I wander around a little more, and round a corner to Dublinia, history of the vikings museum. You can see its very kid friendly from the get go, looking very interactive, but what the hell. Viking history is different to all the other history I’ve been looking at lately and interactive is fun.

The first floor is a concise Viking history, including a table with the Viking Runes laid out next to the English alphabet so you can spell out your name. Mostly using phonetics as not every letter has a direct translation. The floor ends talking about Valhalla and Ragnarok, and what it means for the Vikings. You exit into this pitch black room which occasionally lights up with lightning-esque flashes to reveal this terrifying wall.

We head up and learn about the settlements and Kings after the Viking rulers. It’s here that history starts to get a little too recent for me and I mostly just enjoy the interactive experience. The top floor was items on loan from the National museum and another interactive experience on archeology. It was great fun. I definitely felt 12.

The exit to the museum was through a bridge which has beautiful stained glass windows, and led into another church. I ventured outside to look at it from there.

From here, dinner time at BoBo’s Burgers, and bed.

The next morning was Lions v Maori All Blacks, which I again got up for. We lost, never really having much possesion or promising runs, but 2 South-Africans about Dad-age sat down and saw me watching the game so we chatted like old friends.

I wandered around again, settling down for lunch in an adorable Tram Cafe. I message Rimal about being homesick, just wanting to skip the end and come home, about wanting more than 2 days off before I go back to work haha. Rimal calls me, immediately, bless, and chats to me for maybe an hour and eventually settles me down about the notion of going home, and I setup a countdown timer to help me along.

I head into the Leprachaun Museum, advertised as a history lesson on Irish Folklore. It was pretty much terrible, a good way to kill an hour for me who was just looking for something to do, but I wouldn’t recommend it, to anyone.

My time slot changed while I was waiting as I was the only one who booked in, so the receptionist graciously moved me to 20 minutes later which was fine by me, and she wrote me a voucher for a free gift from the gift shop at the end of the tour for being so obliging. The gift turned out to be a rainbow lead coloured pencil. I laughed and went on my way.

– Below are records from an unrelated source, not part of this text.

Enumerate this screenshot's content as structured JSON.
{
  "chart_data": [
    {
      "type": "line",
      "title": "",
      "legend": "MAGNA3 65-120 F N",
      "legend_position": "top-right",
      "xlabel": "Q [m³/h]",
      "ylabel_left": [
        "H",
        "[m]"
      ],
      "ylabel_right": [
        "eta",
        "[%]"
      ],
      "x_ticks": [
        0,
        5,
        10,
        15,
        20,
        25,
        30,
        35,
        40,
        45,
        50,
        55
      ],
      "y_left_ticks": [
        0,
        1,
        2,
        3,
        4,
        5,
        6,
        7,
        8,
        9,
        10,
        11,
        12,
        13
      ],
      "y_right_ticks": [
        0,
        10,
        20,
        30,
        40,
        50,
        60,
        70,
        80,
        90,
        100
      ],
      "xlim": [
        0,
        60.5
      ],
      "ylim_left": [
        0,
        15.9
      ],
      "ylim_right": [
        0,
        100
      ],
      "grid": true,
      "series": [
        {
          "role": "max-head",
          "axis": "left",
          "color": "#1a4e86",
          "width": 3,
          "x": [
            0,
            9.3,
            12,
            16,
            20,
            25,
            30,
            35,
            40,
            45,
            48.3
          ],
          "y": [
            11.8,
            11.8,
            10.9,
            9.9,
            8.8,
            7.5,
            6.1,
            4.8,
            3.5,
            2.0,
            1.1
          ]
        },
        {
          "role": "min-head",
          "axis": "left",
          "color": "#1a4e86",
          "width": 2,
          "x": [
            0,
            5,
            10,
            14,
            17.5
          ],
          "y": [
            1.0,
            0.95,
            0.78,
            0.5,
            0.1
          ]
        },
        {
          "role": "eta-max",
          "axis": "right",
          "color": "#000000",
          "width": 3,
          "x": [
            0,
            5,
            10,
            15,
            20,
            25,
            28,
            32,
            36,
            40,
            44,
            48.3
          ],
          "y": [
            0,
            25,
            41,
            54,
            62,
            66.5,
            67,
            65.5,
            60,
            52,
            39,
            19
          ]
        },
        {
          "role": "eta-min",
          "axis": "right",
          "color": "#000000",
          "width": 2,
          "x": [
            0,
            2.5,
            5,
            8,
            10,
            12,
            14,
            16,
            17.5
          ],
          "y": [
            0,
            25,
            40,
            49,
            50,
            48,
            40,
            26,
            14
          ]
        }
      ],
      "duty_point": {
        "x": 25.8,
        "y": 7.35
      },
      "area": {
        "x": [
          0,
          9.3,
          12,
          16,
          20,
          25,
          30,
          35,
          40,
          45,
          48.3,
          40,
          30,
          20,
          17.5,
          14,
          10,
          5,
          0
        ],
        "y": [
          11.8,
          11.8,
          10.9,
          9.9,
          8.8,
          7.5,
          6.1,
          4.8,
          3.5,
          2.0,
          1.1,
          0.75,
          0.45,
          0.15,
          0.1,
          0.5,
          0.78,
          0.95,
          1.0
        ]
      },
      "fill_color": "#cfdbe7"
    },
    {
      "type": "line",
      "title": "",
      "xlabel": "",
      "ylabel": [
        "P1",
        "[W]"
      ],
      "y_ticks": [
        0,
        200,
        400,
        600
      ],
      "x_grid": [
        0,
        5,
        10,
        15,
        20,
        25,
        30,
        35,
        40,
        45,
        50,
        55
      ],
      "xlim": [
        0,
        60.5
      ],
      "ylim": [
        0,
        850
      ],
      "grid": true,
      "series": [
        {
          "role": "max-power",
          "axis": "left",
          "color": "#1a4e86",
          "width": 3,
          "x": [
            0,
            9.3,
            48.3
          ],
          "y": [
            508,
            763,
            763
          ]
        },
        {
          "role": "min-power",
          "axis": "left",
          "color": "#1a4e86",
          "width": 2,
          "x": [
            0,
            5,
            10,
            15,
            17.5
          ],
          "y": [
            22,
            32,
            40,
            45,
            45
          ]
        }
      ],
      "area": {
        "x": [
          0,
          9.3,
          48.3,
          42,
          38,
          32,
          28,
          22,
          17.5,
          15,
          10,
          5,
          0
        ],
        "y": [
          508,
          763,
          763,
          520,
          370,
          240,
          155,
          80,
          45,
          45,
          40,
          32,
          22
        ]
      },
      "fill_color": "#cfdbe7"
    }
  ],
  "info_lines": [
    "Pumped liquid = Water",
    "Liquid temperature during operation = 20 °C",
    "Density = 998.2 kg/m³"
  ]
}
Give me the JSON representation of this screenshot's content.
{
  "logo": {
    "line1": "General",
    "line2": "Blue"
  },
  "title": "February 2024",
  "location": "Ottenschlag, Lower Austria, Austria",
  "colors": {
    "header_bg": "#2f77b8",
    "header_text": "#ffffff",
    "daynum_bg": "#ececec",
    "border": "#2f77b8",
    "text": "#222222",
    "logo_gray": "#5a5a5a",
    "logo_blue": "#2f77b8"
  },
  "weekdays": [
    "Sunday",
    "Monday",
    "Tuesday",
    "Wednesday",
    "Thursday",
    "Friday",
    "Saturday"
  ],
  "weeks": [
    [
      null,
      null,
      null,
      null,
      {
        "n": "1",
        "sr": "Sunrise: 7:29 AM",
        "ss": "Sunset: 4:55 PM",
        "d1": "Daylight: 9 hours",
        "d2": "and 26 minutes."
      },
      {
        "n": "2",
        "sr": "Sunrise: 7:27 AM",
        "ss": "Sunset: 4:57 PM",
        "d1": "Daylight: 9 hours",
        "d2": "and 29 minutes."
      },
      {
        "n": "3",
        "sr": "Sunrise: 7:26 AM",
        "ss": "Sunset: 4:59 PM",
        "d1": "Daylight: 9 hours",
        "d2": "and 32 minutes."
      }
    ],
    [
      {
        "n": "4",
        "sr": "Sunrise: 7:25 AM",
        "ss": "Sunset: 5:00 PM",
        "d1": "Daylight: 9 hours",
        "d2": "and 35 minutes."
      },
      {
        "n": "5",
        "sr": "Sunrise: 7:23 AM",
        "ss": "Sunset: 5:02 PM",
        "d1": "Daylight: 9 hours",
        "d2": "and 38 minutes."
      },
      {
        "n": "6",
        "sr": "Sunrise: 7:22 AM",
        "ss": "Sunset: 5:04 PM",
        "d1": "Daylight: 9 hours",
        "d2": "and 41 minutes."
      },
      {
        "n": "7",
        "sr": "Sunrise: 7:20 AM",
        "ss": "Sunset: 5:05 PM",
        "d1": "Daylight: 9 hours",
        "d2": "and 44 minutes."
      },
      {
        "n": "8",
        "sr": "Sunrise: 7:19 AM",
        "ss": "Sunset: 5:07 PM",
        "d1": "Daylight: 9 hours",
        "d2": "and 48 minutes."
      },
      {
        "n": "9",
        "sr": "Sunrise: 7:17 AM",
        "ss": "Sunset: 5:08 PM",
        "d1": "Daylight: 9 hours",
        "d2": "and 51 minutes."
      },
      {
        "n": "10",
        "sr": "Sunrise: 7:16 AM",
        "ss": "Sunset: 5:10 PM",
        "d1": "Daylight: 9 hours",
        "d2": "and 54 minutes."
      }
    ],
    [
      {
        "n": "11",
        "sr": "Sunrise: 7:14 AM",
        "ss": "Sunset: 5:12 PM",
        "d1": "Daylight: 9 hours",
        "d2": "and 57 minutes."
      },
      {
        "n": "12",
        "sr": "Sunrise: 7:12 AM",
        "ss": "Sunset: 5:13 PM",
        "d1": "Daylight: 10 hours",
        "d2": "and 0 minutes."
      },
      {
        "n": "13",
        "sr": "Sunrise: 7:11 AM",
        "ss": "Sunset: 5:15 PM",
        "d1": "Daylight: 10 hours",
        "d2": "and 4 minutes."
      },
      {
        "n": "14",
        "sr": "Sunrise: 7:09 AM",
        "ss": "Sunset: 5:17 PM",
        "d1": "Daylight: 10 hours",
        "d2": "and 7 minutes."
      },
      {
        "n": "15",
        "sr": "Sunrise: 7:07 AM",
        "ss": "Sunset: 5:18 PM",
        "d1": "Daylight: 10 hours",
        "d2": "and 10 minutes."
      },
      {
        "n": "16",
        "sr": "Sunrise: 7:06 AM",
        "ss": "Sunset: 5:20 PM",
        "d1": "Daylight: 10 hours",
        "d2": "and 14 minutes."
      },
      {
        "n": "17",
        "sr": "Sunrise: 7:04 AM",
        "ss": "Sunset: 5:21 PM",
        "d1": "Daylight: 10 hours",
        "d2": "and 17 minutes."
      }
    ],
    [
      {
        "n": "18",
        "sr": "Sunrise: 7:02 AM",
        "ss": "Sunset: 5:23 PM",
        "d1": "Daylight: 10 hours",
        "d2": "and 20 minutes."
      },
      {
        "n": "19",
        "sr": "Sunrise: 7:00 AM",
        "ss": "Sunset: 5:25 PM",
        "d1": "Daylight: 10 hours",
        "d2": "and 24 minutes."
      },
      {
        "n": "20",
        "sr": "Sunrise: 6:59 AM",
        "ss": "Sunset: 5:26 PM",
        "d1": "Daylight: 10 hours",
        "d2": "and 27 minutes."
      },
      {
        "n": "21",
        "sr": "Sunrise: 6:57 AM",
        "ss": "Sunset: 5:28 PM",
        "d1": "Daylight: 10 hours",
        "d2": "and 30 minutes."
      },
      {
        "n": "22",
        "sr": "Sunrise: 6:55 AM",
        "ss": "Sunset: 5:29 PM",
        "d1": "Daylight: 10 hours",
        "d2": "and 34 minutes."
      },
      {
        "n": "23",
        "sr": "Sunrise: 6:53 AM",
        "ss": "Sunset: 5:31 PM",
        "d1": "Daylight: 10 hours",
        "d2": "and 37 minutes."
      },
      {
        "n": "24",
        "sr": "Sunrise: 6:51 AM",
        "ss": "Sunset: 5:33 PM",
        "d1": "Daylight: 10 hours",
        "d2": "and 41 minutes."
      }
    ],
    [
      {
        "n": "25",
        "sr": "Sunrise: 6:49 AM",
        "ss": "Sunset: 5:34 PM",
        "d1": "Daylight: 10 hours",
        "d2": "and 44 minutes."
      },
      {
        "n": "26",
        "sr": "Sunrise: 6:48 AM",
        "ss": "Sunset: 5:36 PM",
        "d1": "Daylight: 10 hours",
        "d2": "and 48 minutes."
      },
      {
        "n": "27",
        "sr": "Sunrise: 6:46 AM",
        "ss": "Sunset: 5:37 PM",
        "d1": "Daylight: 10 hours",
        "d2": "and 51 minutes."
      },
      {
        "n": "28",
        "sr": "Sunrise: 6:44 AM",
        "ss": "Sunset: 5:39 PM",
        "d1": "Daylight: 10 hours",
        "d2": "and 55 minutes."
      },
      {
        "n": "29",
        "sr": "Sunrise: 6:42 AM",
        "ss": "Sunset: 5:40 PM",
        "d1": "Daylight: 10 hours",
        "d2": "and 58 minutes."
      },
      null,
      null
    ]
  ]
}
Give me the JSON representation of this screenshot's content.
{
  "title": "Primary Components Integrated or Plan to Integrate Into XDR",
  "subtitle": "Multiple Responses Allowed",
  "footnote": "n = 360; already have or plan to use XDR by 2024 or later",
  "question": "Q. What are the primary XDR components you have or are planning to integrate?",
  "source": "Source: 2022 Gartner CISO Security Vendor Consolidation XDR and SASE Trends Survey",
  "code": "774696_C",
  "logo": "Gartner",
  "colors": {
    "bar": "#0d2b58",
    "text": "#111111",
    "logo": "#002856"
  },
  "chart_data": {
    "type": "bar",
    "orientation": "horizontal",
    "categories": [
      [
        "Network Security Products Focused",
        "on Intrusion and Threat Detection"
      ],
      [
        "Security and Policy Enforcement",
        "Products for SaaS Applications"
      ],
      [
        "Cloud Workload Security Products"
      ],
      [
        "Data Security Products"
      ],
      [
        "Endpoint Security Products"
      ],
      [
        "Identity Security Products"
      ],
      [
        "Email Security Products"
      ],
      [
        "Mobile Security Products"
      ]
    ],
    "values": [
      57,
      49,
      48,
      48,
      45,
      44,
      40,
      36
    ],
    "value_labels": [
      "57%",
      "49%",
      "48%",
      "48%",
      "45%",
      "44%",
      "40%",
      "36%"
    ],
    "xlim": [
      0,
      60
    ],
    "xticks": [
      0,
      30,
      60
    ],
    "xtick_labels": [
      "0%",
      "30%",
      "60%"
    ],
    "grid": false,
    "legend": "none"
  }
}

From the museum, I made the long way home. Roommates recommend Sweet Miss Sue’s for dinner (or SMS) for some good fish and chips (and tartar sauce and mushy peas, my first time) yum! and the manager turned out to be from NZ having lived in Ireland for 14 years. It was awesome, but I started getting the sniffles, and my ear hadn’t unblocked from the airplane ride into Dublin, so I headed home and went to sleep.

Today, my sniffly nose has turned into a full on snot-demon, and my sinuses are clogging my ears and throat too. I went out purely in search of flu medicine, tissues, and vitamin water, had a TERRIBLE hot chocolate and cinnamon-bread-labelled-as-banana-bread and an okay lemon muffin from Insomnia (coffee chain).  2 of my 3 roommates didn’t come home from a concert last night, and at 5pm in the afternoon still haven’t been home all day. I wonder if they’re dead.

I managed to liase with a friend of Elanor’s who is hooking me up with a place to stay in Amsterdam (that place is SO expensive) and explained my homesick dilemma to her, and how I’d love to just go straight there from Dublin rather than through Belgium as previously planned, and she’s a-ok with that.

So I booked my flight to Amsterdam and settled down with some chips, updated my blog, and am now settling down to read some more. I love my kindle.